Always Pay Yourself First
by Kim Kiyosaki
Learn how to set aside money for future investments, even if you are swimming in bad debt
Pop quiz: When you receive a paycheck, who do you pay first? If you’re like most Americans, you’re probably paying everyone else first—your rent/mortgage, groceries, utilities, car payment, insurance, etc. Once you’re done paying all those bills, you stick whatever you have left (if anything) into savings—that’s the classic “paying yourself last” scenario. Then you patiently await your next paycheck and repeat the process all over again. But if you ever want to get out of the rat race, then I’m here to tell you you’re doing it wrong.
The philosophy of paying yourself first came from George Clason’s book, “The Richest Man in Babylon,” which was written nearly a century ago. And its message still holds true today, despite how the world has changed. In fact, Nasdaq just named it the No. 1 proven way to save money.
People who choose to pay themselves first allocate money to the asset column of their balance sheet before they’ve paid their monthly expenses. Essentially, you set aside a specific amount of money right off the bat, and then live off what’s leftover. And that’s how wealth grows.

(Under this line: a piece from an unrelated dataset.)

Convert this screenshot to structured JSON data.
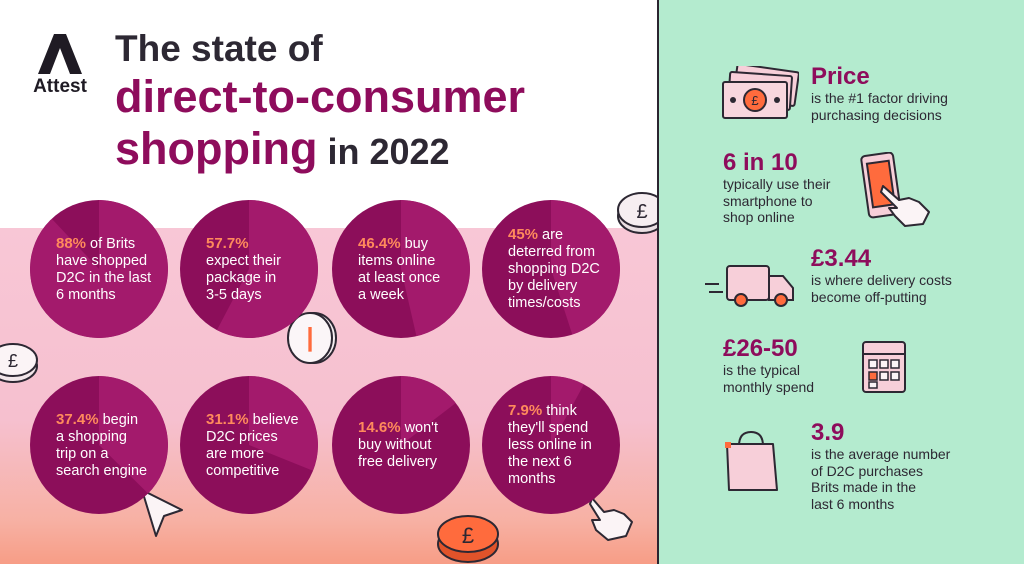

If you aren’t doing this now, have no fear—it’s never too late to ditch your bad habits. Learning to manage your money properly now with a “pay yourself first” mindset will ensure you have it to invest later.
How to Pay Yourself First
When you begin paying yourself first, it will feel totally backwards because you’ve been doing it wrong for decades. But trust me, it’s the only way to go. Robert and I have had many bookkeepers and accountants who have balked at our approach, because they too have grown accustomed to paying themselves last. Even during times when my cash flow was less than my bills, I still paid myself first. And you can too. How?
First, don’t get into large debt positions that you have to pay for. Keep your expenses low. Build up assets first. Then buy the big house or nice car later.
Second, when you come up short, go ahead and let the pressure build—don’t dip into your savings or investments as a bailout. You see, poor people have poor habits. And one of those poor habits is dipping into savings to pay bills. Use the pressure to inspire your financial genius to come up with new ways of making more money, and then pay your bills with that. Bonus: You will have increased your ability to make more money and boosted your financial intelligence.
So let’s say you’re taking home about $4,000 a month. If you first pay yourself $500, then you have $3,500 left for living expenses. After one year’s time, you’ll have saved $6,000. You can even set this up automatically with your bank, to remove the temptation of spending the money.
But How Can I Save When I Have Debt?
Robert and I had about $400,000 of debt when we started our lives together in 1984—but by 1990 we were debt free. Here’s how we did it, and thus, here’s my advice for you:
Step 1: Immediately stop accruing bad debt. Stop adding to your credit card balances.
Step 2: Make a list of all the debt you owe (credit card, school loans, car loans, IOUs to people, your personal residence, etc.) so that everything is clearly organized and accounted for.
Step 3: Hire a bookkeeper so you can’t hide from the truth—he or she will keep meticulous records each month so you always know where you stand (even if you don’t want to admit it).
Step 4: Robert and I decided that with every dollar that came into our household, we’d take a set percentage off the top and set it aside. Yes, this was the beginning of us paying ourselves first. We set up three piggy banks: one for savings, one for tithing or charity, and one for investing. We then set the percentage for each piggy bank at 10% each, for a total of 30% of all income we received. If we received $100, then $10 went into the savings bank, $10 into the charity bank and $10 into the investing bank. We did this with every dollar we received. You don’t have to start off with 30%, but whatever percentage you choose, stick with it each month and increase when possible.
Step 5: Determine the order for paying off each debt by starting with the lowest and working toward paying that off. For all other debt, just pay the minimum amounts due each month. Once your first (lowest) debt is paid off, then work on the next debt (second lowest) and so on.
Remember, you have to stick to this plan every month. If you say to yourself, “I’ll go off the plan just this month,” then you won’t form the habit and your debts will not go away. Today, Robert and I are richer, not just because we have a lot of money—but richer from the experience and the lessons we learned digging our way out of debt. And once you get your personal finances under control, you may be ready to go out and look for sound real estate investments to grow richer on.